10. Tisdale at times had properly been informed to release weapons but would make it necessary for Victor Noe and I to drive ourselves through the red zone to tell him to get his job done. Yet another reason he was fired.
11.If Tisdale thought there was some illegal activity he could have reported it to the US Army CID that was guarding the base.
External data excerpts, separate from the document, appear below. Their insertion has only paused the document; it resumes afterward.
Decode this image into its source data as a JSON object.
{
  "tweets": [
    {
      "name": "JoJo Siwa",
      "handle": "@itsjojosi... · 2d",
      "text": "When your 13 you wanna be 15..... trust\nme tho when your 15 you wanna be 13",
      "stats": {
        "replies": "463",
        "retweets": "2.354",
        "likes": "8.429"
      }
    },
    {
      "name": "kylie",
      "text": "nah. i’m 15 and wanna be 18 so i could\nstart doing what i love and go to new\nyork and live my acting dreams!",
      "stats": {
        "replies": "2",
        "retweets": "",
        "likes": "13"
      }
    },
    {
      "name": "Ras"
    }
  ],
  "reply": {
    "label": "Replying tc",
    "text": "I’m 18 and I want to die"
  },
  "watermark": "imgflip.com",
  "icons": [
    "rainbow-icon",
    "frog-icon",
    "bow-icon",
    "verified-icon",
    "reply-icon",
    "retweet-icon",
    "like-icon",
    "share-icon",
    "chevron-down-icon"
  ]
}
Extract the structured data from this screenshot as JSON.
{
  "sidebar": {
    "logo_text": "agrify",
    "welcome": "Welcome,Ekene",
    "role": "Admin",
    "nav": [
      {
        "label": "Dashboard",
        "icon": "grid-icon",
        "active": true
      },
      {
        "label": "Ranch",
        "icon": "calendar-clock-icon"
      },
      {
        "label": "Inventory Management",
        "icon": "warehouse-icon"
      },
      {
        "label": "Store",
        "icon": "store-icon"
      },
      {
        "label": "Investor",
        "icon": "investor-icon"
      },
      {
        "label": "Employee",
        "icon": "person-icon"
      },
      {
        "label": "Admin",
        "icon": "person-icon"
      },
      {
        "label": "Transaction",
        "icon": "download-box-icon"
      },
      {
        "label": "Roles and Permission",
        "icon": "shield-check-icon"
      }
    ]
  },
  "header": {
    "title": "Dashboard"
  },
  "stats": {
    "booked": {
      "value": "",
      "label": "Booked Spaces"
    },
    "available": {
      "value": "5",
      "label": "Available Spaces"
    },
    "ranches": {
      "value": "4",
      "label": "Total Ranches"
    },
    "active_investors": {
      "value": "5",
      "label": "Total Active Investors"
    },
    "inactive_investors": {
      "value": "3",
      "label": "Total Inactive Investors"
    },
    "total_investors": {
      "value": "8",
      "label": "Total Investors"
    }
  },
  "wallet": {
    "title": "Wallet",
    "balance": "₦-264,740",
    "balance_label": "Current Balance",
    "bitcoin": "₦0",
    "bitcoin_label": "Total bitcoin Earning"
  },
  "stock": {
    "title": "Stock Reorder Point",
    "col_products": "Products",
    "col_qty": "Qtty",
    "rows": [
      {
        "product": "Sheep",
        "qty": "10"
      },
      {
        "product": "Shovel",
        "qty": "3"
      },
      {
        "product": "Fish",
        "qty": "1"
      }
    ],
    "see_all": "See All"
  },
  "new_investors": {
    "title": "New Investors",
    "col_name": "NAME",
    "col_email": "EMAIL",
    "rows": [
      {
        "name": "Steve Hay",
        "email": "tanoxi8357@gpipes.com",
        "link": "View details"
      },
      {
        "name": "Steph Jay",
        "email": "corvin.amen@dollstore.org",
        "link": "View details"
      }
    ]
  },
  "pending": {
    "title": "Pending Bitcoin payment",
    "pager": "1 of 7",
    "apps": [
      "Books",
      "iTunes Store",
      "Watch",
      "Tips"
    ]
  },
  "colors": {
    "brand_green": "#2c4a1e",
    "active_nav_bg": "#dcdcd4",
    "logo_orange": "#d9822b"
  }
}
But that never happened.

DLP wrote on November 30, 2007 3:10 AM:

Thomas Babysteps- Search your name on Zabasearch. ((check messages))

Jack the Bear wrote on December 1, 2007 6:12 PM:

Bandot,

Your name is quite telling.

Skylink was part of the problem. It was as shill business set up to continue working the ALS business.

The majors didn't steal weapons, they were avoiding losing them in the warehouse system and to LTC Selph. The ALS/Skylink warehouses were like the roach motel, weapons went in and didn't come out.

How do I know this? I used to drive one of the trucks that picked up the weapons on the tarmac. They were promptly delivered to the Iraqis and paperwork completed or taken to Taji and placed in a secure warehouse run by military. If we called ahead, we got hit 30% of the time we rolled. When we didn't call ahead, we never got hit. You do the math. Someone in one of the warehouses was tipping off the badguys, but you all were too stupid or too well paid to figure it out. Unfortunately, LTC Selph took control of the Taji warehouses and who knows what happened after that.

Victor Noe, LTC Selph and probably you and LTC Davis will answer for your actions. Oh yes, if you haven't read it yet, LTC Davis was caught taking bribes and is rolling over on all of you. Better make a deal with the feds while you can!